Sekerat Senja Pagatan

29 Juni 2014   19:11 Diperbarui: 18 Juni 2015   08:17 59
+
Laporkan Konten
Laporkan Akun
Kompasiana adalah platform blog. Konten ini menjadi tanggung jawab bloger dan tidak mewakili pandangan redaksi Kompas.

Senja mungkin adalah momen yang paling diburu para pendamba perjalanan. Senja adalah eskapisme yang dinanti. Banyak orang berlomba-lomba menjari senja merah, senja yang meriah merona, senja yang membuat sosok-sosok pejalan sampai tak bernafas saat menikmatinya.

Mungkin senja bisa dipadankan kemewahan duniawi, walaupun senja sebenarnya bisa saja dinikmati cuma-cuma.
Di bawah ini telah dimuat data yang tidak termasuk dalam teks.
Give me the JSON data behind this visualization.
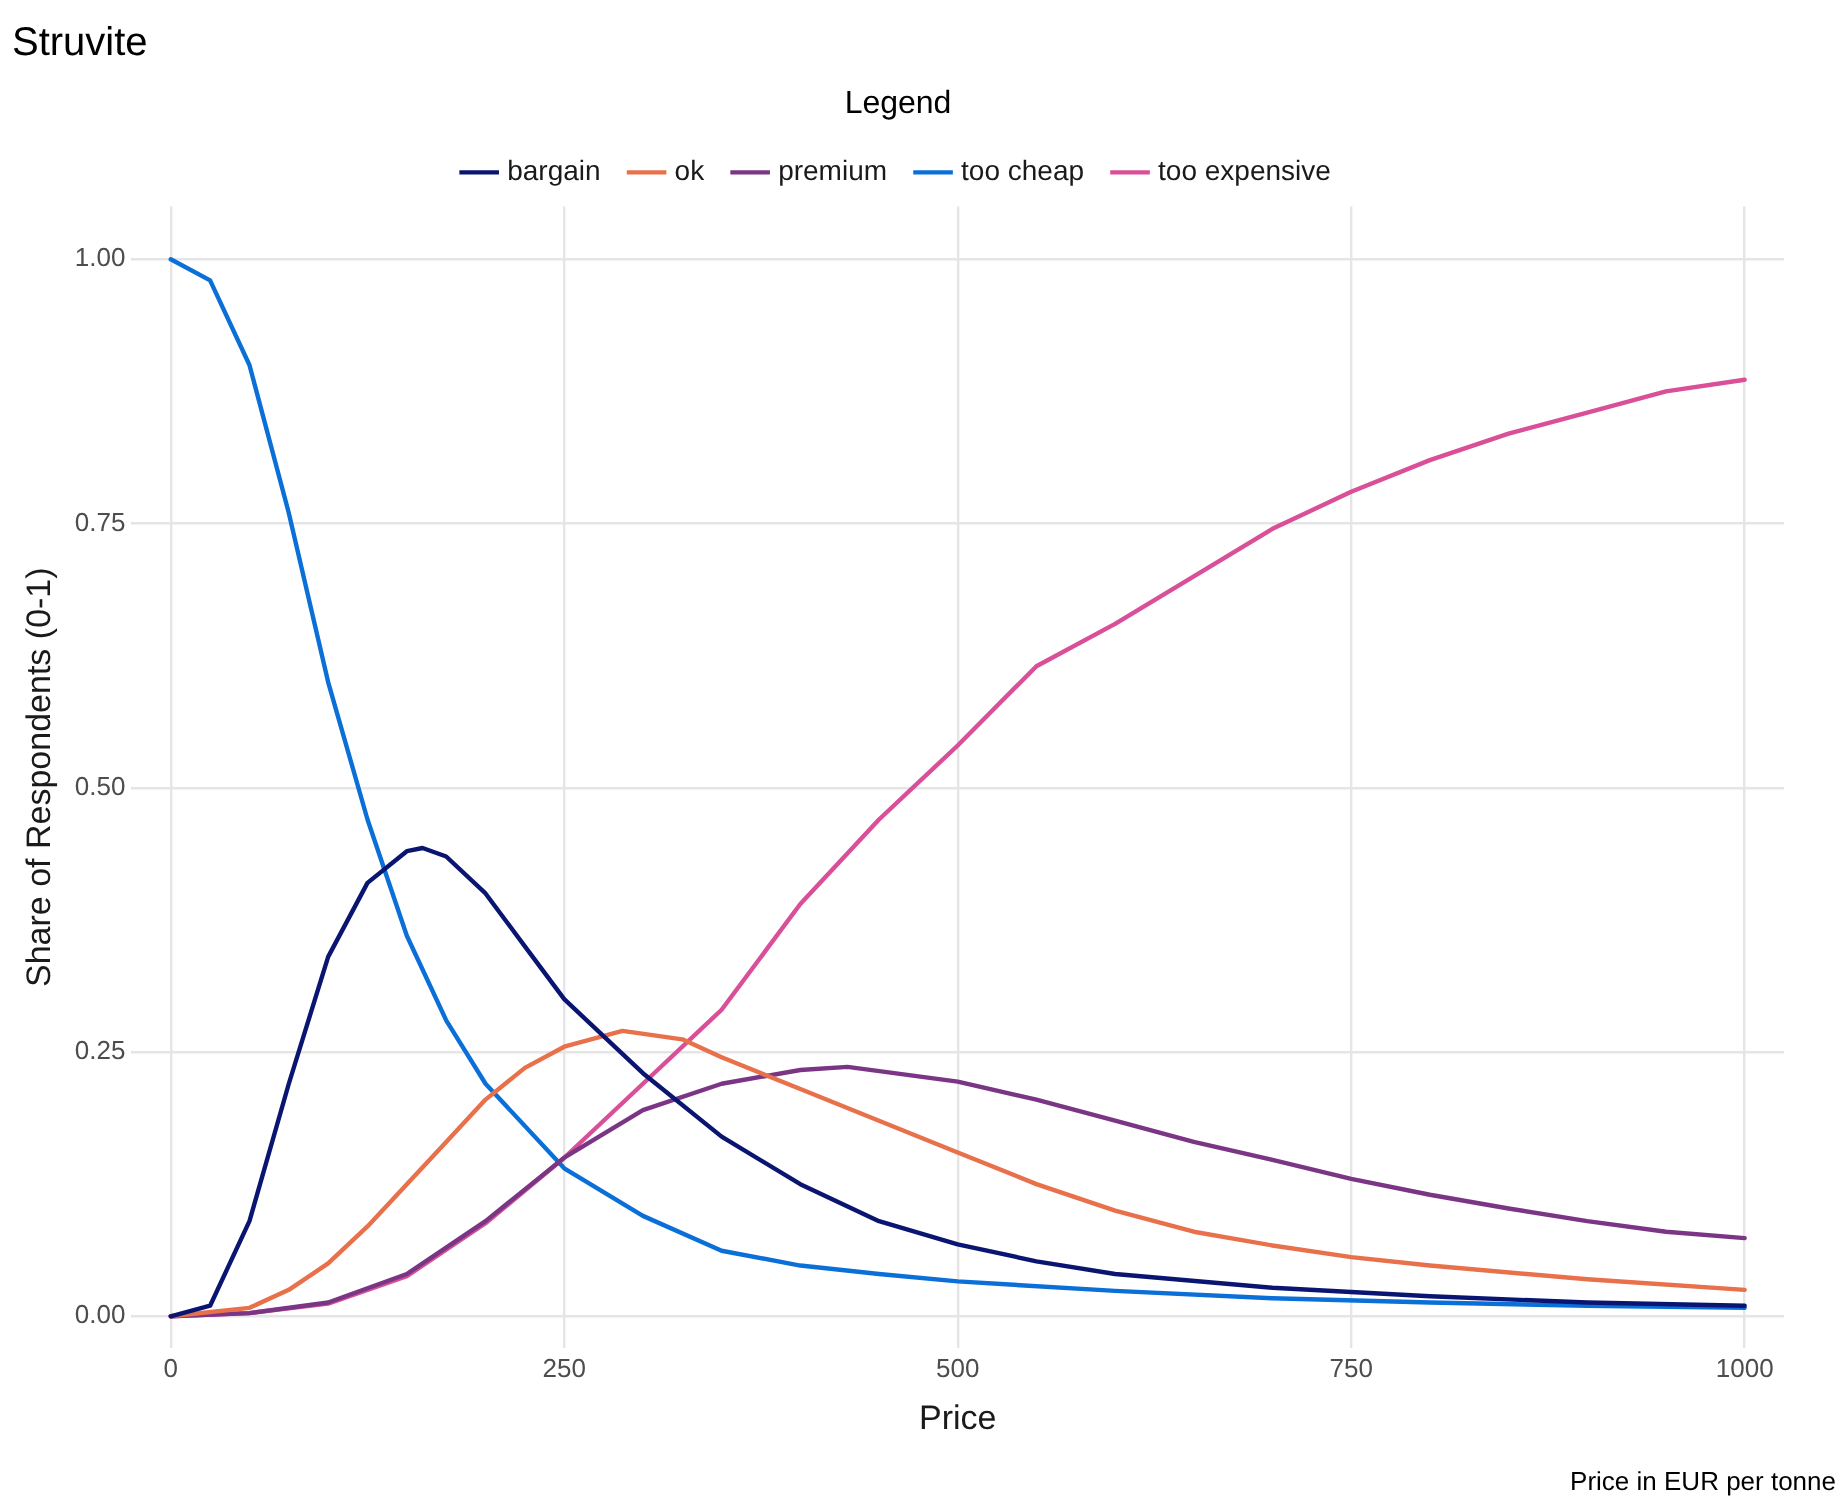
{
  "chart_data": {
    "type": "line",
    "title": "Struvite",
    "xlabel": "Price",
    "ylabel": "Share of Respondents (0-1)",
    "legend_title": "Legend",
    "legend": "top",
    "grid": true,
    "marker": "none",
    "line_style": "solid",
    "annotations": [
      "Price in EUR per tonne"
    ],
    "xlim": [
      -25,
      1025
    ],
    "xticks": [
      0,
      250,
      500,
      750,
      1000
    ],
    "ylim": [
      -0.03,
      1.05
    ],
    "yticks": [
      {
        "value": 0,
        "label": "0.00"
      },
      {
        "value": 0.25,
        "label": "0.25"
      },
      {
        "value": 0.5,
        "label": "0.50"
      },
      {
        "value": 0.75,
        "label": "0.75"
      },
      {
        "value": 1,
        "label": "1.00"
      }
    ],
    "series": [
      {
        "name": "bargain",
        "color": "#0a1572",
        "x": [
          0,
          25,
          50,
          75,
          100,
          125,
          150,
          160,
          175,
          200,
          225,
          250,
          300,
          350,
          400,
          450,
          500,
          550,
          600,
          700,
          800,
          900,
          1000
        ],
        "values": [
          0,
          0.01,
          0.09,
          0.22,
          0.34,
          0.41,
          0.44,
          0.443,
          0.435,
          0.4,
          0.35,
          0.3,
          0.23,
          0.17,
          0.125,
          0.09,
          0.068,
          0.052,
          0.04,
          0.027,
          0.019,
          0.013,
          0.01
        ]
      },
      {
        "name": "ok",
        "color": "#e8704a",
        "x": [
          0,
          50,
          75,
          100,
          125,
          150,
          175,
          200,
          225,
          250,
          287,
          325,
          350,
          400,
          450,
          500,
          550,
          600,
          650,
          700,
          750,
          800,
          900,
          1000
        ],
        "values": [
          0,
          0.008,
          0.025,
          0.05,
          0.085,
          0.125,
          0.165,
          0.205,
          0.235,
          0.255,
          0.27,
          0.262,
          0.245,
          0.215,
          0.185,
          0.155,
          0.125,
          0.1,
          0.08,
          0.067,
          0.056,
          0.048,
          0.035,
          0.025
        ]
      },
      {
        "name": "premium",
        "color": "#7b3585",
        "x": [
          0,
          50,
          100,
          150,
          200,
          250,
          300,
          350,
          400,
          430,
          500,
          550,
          600,
          650,
          700,
          750,
          800,
          850,
          900,
          950,
          1000
        ],
        "values": [
          0,
          0.003,
          0.013,
          0.04,
          0.09,
          0.15,
          0.195,
          0.22,
          0.233,
          0.236,
          0.222,
          0.205,
          0.185,
          0.165,
          0.148,
          0.13,
          0.115,
          0.102,
          0.09,
          0.08,
          0.074
        ]
      },
      {
        "name": "too cheap",
        "color": "#0b6fd8",
        "x": [
          0,
          25,
          50,
          75,
          100,
          125,
          150,
          175,
          200,
          250,
          300,
          350,
          400,
          450,
          500,
          600,
          700,
          800,
          900,
          1000
        ],
        "values": [
          1,
          0.98,
          0.9,
          0.76,
          0.6,
          0.47,
          0.36,
          0.28,
          0.22,
          0.14,
          0.095,
          0.062,
          0.048,
          0.04,
          0.033,
          0.024,
          0.017,
          0.013,
          0.01,
          0.008
        ]
      },
      {
        "name": "too expensive",
        "color": "#d94f98",
        "x": [
          0,
          50,
          100,
          150,
          200,
          250,
          300,
          350,
          400,
          450,
          500,
          550,
          600,
          650,
          700,
          750,
          800,
          850,
          900,
          950,
          1000
        ],
        "values": [
          0,
          0.003,
          0.012,
          0.038,
          0.088,
          0.15,
          0.22,
          0.29,
          0.39,
          0.47,
          0.54,
          0.615,
          0.655,
          0.7,
          0.745,
          0.78,
          0.81,
          0.835,
          0.855,
          0.875,
          0.886
        ]
      }
    ]
  }
}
Tapi memang adalah kemewahan tersendiri untuk menikmati senja yang sempurna, senja yang orang bilang adalah senja yang takkan terlupa, senja dengan lidah merah menyala-nyala.
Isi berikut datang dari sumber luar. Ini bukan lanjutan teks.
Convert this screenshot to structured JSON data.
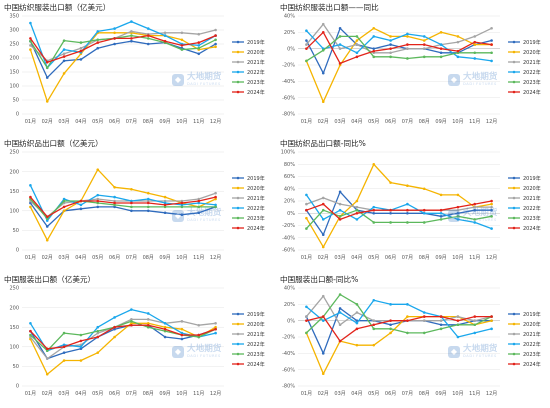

Padahal perihal senja Seno Gumira Ajidarma pernah bicara. Begini katanya “Setiap hari ada senja, tapi tidak setiap senja adalah senja keemasan, dan setiap senja keemasan itu tidaklah selalu sama”. Ya, dia benar. Ada banyak bentuk senja. Tiap hari bisa saja berbeda, bisa sempurna, bisa biasa saja.

Tapi soal menikmati senja adalah soal menikmati hati. Dus, ada cara lain menikmati senja. Yaitu menikmati senja dengan kesederhanaannya, bukan senja megah dengan segala kesempurnaannya.
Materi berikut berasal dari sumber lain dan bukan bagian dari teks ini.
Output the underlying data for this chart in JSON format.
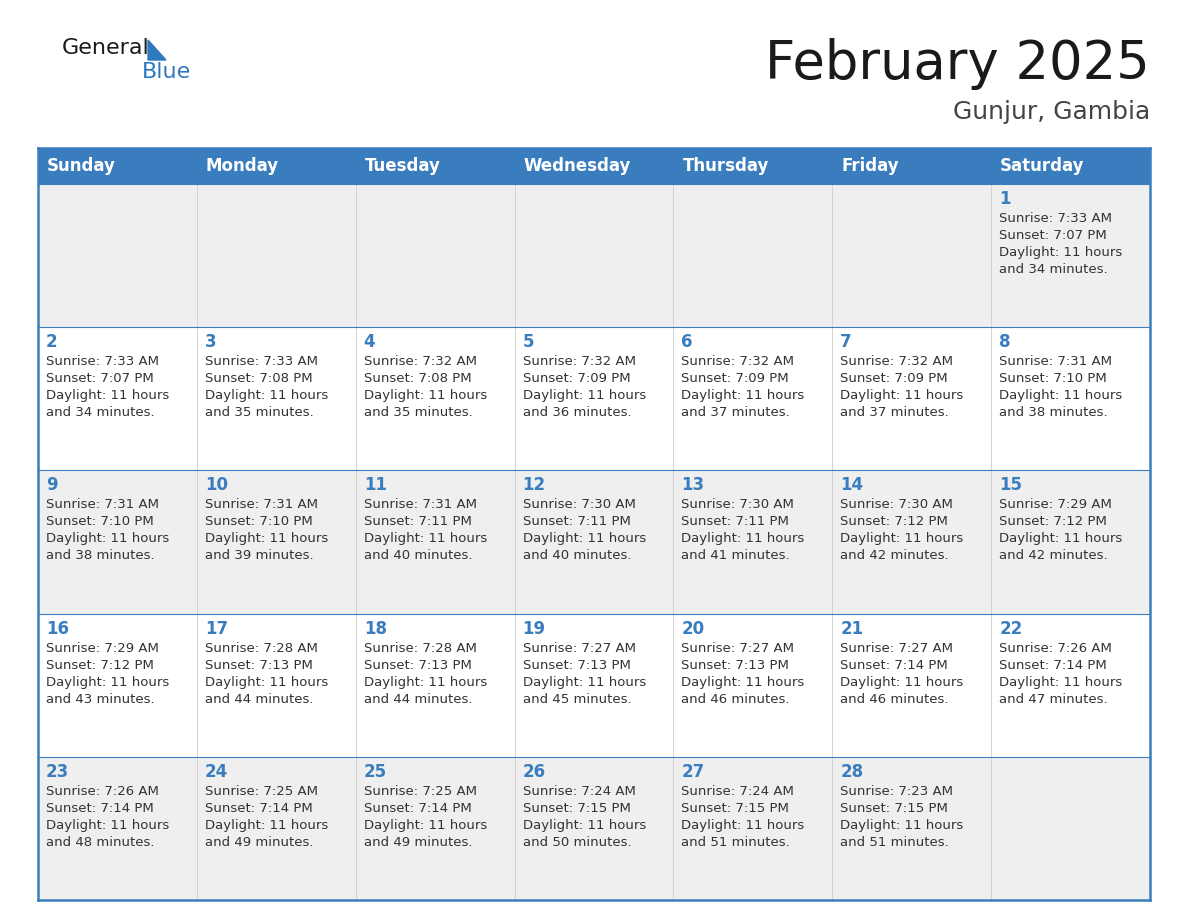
{
  "title": "February 2025",
  "subtitle": "Gunjur, Gambia",
  "days_of_week": [
    "Sunday",
    "Monday",
    "Tuesday",
    "Wednesday",
    "Thursday",
    "Friday",
    "Saturday"
  ],
  "header_bg": "#3a7dbf",
  "header_text_color": "#ffffff",
  "cell_bg_odd": "#efefef",
  "cell_bg_even": "#ffffff",
  "border_color": "#3a7dbf",
  "title_color": "#1a1a1a",
  "subtitle_color": "#444444",
  "day_num_color": "#3a7dbf",
  "cell_text_color": "#333333",
  "logo_general_color": "#1a1a1a",
  "logo_blue_color": "#2e7abf",
  "calendar": [
    [
      null,
      null,
      null,
      null,
      null,
      null,
      {
        "day": 1,
        "rise": "7:33 AM",
        "set": "7:07 PM",
        "light": "11 hours and 34 minutes"
      }
    ],
    [
      {
        "day": 2,
        "rise": "7:33 AM",
        "set": "7:07 PM",
        "light": "11 hours and 34 minutes"
      },
      {
        "day": 3,
        "rise": "7:33 AM",
        "set": "7:08 PM",
        "light": "11 hours and 35 minutes"
      },
      {
        "day": 4,
        "rise": "7:32 AM",
        "set": "7:08 PM",
        "light": "11 hours and 35 minutes"
      },
      {
        "day": 5,
        "rise": "7:32 AM",
        "set": "7:09 PM",
        "light": "11 hours and 36 minutes"
      },
      {
        "day": 6,
        "rise": "7:32 AM",
        "set": "7:09 PM",
        "light": "11 hours and 37 minutes"
      },
      {
        "day": 7,
        "rise": "7:32 AM",
        "set": "7:09 PM",
        "light": "11 hours and 37 minutes"
      },
      {
        "day": 8,
        "rise": "7:31 AM",
        "set": "7:10 PM",
        "light": "11 hours and 38 minutes"
      }
    ],
    [
      {
        "day": 9,
        "rise": "7:31 AM",
        "set": "7:10 PM",
        "light": "11 hours and 38 minutes"
      },
      {
        "day": 10,
        "rise": "7:31 AM",
        "set": "7:10 PM",
        "light": "11 hours and 39 minutes"
      },
      {
        "day": 11,
        "rise": "7:31 AM",
        "set": "7:11 PM",
        "light": "11 hours and 40 minutes"
      },
      {
        "day": 12,
        "rise": "7:30 AM",
        "set": "7:11 PM",
        "light": "11 hours and 40 minutes"
      },
      {
        "day": 13,
        "rise": "7:30 AM",
        "set": "7:11 PM",
        "light": "11 hours and 41 minutes"
      },
      {
        "day": 14,
        "rise": "7:30 AM",
        "set": "7:12 PM",
        "light": "11 hours and 42 minutes"
      },
      {
        "day": 15,
        "rise": "7:29 AM",
        "set": "7:12 PM",
        "light": "11 hours and 42 minutes"
      }
    ],
    [
      {
        "day": 16,
        "rise": "7:29 AM",
        "set": "7:12 PM",
        "light": "11 hours and 43 minutes"
      },
      {
        "day": 17,
        "rise": "7:28 AM",
        "set": "7:13 PM",
        "light": "11 hours and 44 minutes"
      },
      {
        "day": 18,
        "rise": "7:28 AM",
        "set": "7:13 PM",
        "light": "11 hours and 44 minutes"
      },
      {
        "day": 19,
        "rise": "7:27 AM",
        "set": "7:13 PM",
        "light": "11 hours and 45 minutes"
      },
      {
        "day": 20,
        "rise": "7:27 AM",
        "set": "7:13 PM",
        "light": "11 hours and 46 minutes"
      },
      {
        "day": 21,
        "rise": "7:27 AM",
        "set": "7:14 PM",
        "light": "11 hours and 46 minutes"
      },
      {
        "day": 22,
        "rise": "7:26 AM",
        "set": "7:14 PM",
        "light": "11 hours and 47 minutes"
      }
    ],
    [
      {
        "day": 23,
        "rise": "7:26 AM",
        "set": "7:14 PM",
        "light": "11 hours and 48 minutes"
      },
      {
        "day": 24,
        "rise": "7:25 AM",
        "set": "7:14 PM",
        "light": "11 hours and 49 minutes"
      },
      {
        "day": 25,
        "rise": "7:25 AM",
        "set": "7:14 PM",
        "light": "11 hours and 49 minutes"
      },
      {
        "day": 26,
        "rise": "7:24 AM",
        "set": "7:15 PM",
        "light": "11 hours and 50 minutes"
      },
      {
        "day": 27,
        "rise": "7:24 AM",
        "set": "7:15 PM",
        "light": "11 hours and 51 minutes"
      },
      {
        "day": 28,
        "rise": "7:23 AM",
        "set": "7:15 PM",
        "light": "11 hours and 51 minutes"
      },
      null
    ]
  ]
}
Menikmati senja yang sederhana, tak mendamba senja bulat sempurna atau langit merah merona, tapi menikmati senja sekedar menatap matahari tergelincir detik demi detik, menikmati momen senja itu sendiri.

Saya bertemu dengan senja biasa saja itu di Pagatan, seruas pantai di Kalimantan Selatan. Senja ini menemani para pelintas jalan ruas Banjarmasin – Batulicin.

Dan jika ditengok lebih dekat sebenarnya tidak ada yang istimewa dari senja di Pagatan. Tidak ada eksotisme macam senja merekah merah dan menggelora. Semua biasa-biasa saja.

Senja ini selintas lalu. Terkadang orang tidak peduli. Hanya ada pantai segaris dengan penahan ombak, pasirnya pun hitam dan airnya tak terlalu jernih. Tapi bagaimanapun senja adalah pelepas dari rasa penat yang melanda.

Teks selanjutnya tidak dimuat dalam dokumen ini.